Since 2016, through the GNI India Training Network and our Teaching Fellows, we have trained over 60,000 journalists and media students on skills required to detect and debunk online misinformation in India. This includes over 1,200 workshops offered in 15+ languages, and touching more than 1,450 newsrooms and 1,200 universities.

Last year, we also launched the GNI Fact Check Academy to help newsrooms build capacity to verify misleading claims with data, and also to tackle climate related misinformation. And ahead of key state elections, we roll out GNI PollCheck, a digital training series designed to help journalists gather, verify and tell engaging stories to their audiences and experiment with new storytelling formats.

Staying vigilant on emerging threats and responsive to new developments

We look long term at emerging threats, and we conduct and commission research into these threats and how to address them. This is what prompted the work that our partner company, Jigsaw is doing on pre-bunking, an innovative approach to educate people on common tactics that spread misleading information.

Prebunking builds preemptive resilience to misinformation and the concept has already shown promising results in Europe. This work is currently underway in India, and we’re aiming to have insights to share by the end of the year.
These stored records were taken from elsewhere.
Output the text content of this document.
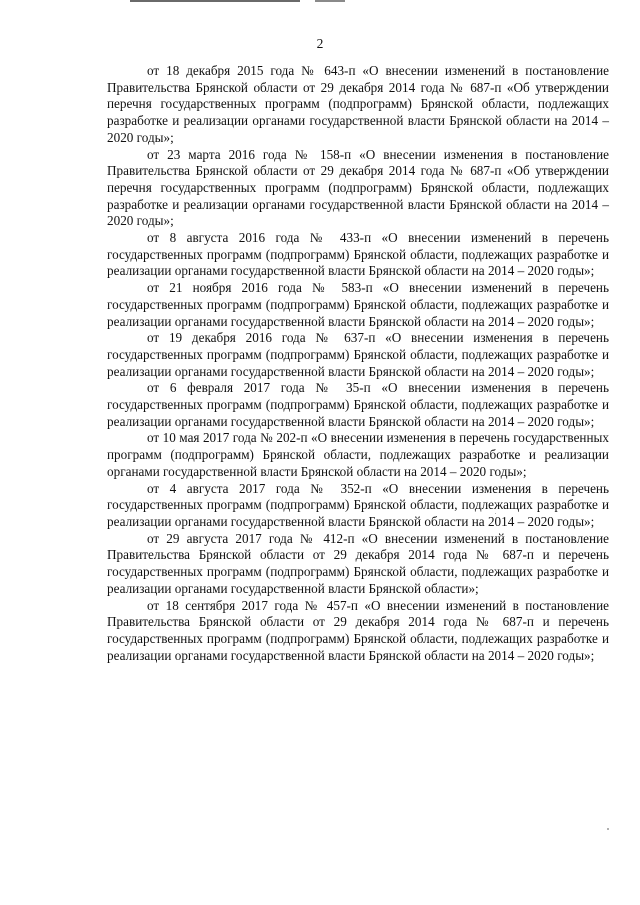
2

от 18 декабря 2015 года № 643-п «О внесении изменений в постановление Правительства Брянской области от 29 декабря 2014 года № 687-п «Об утверждении перечня государственных программ (подпрограмм) Брянской области, подлежащих разработке и реализации органами государственной власти Брянской области на 2014 – 2020 годы»;

от 23 марта 2016 года № 158-п «О внесении изменения в постановление Правительства Брянской области от 29 декабря 2014 года № 687-п «Об утверждении перечня государственных программ (подпрограмм) Брянской области, подлежащих разработке и реализации органами государственной власти Брянской области на 2014 – 2020 годы»;

от 8 августа 2016 года № 433-п «О внесении изменений в перечень государственных программ (подпрограмм) Брянской области, подлежащих разработке и реализации органами государственной власти Брянской области на 2014 – 2020 годы»;

от 21 ноября 2016 года № 583-п «О внесении изменений в перечень государственных программ (подпрограмм) Брянской области, подлежащих разработке и реализации органами государственной власти Брянской области на 2014 – 2020 годы»;

от 19 декабря 2016 года № 637-п «О внесении изменения в перечень государственных программ (подпрограмм) Брянской области, подлежащих разработке и реализации органами государственной власти Брянской области на 2014 – 2020 годы»;

от 6 февраля 2017 года № 35-п «О внесении изменения в перечень государственных программ (подпрограмм) Брянской области, подлежащих разработке и реализации органами государственной власти Брянской области на 2014 – 2020 годы»;

от 10 мая 2017 года № 202-п «О внесении изменения в перечень государственных программ (подпрограмм) Брянской области, подлежащих разработке и реализации органами государственной власти Брянской области на 2014 – 2020 годы»;

от 4 августа 2017 года № 352-п «О внесении изменения в перечень государственных программ (подпрограмм) Брянской области, подлежащих разработке и реализации органами государственной власти Брянской области на 2014 – 2020 годы»;

от 29 августа 2017 года № 412-п «О внесении изменений в постановление Правительства Брянской области от 29 декабря 2014 года № 687-п и перечень государственных программ (подпрограмм) Брянской области, подлежащих разработке и реализации органами государственной власти Брянской области»;

от 18 сентября 2017 года № 457-п «О внесении изменений в постановление Правительства Брянской области от 29 декабря 2014 года № 687-п и перечень государственных программ (подпрограмм) Брянской области, подлежащих разработке и реализации органами государственной власти Брянской области на 2014 – 2020 годы»;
Countering malicious actors and protecting our users

We have a range of internal policies that prohibit bad behavior online with policies that cover areas such as misrepresentation, impersonation or health disinformation; and we enforce these policies proactively.

We regularly release reports that detail how we enforce those policies or review content reported to be in violation of local law: our YouTube Community Guidelines Enforcement Transparency report details the actions we take on YouTube each quarter.

Staying ahead of the new and evolving challenges and keeping users safe and secure on our platforms is a top priority. Teams across the company work in a variety of roles to help develop and enforce our policies, monitor our platforms for abuse, and protect users from everything from account hijackings and disinformation campaigns to misleading content and inauthentic activity. And we don’t do this work alone; we work closely with the entire ecosystem to stay ahead of emerging threats.

There is no silver bullet for this scourge, but by bringing different stakeholders with complementary areas of expertise together, we are committed to continuing efforts to tackle this set of issues across our products and services.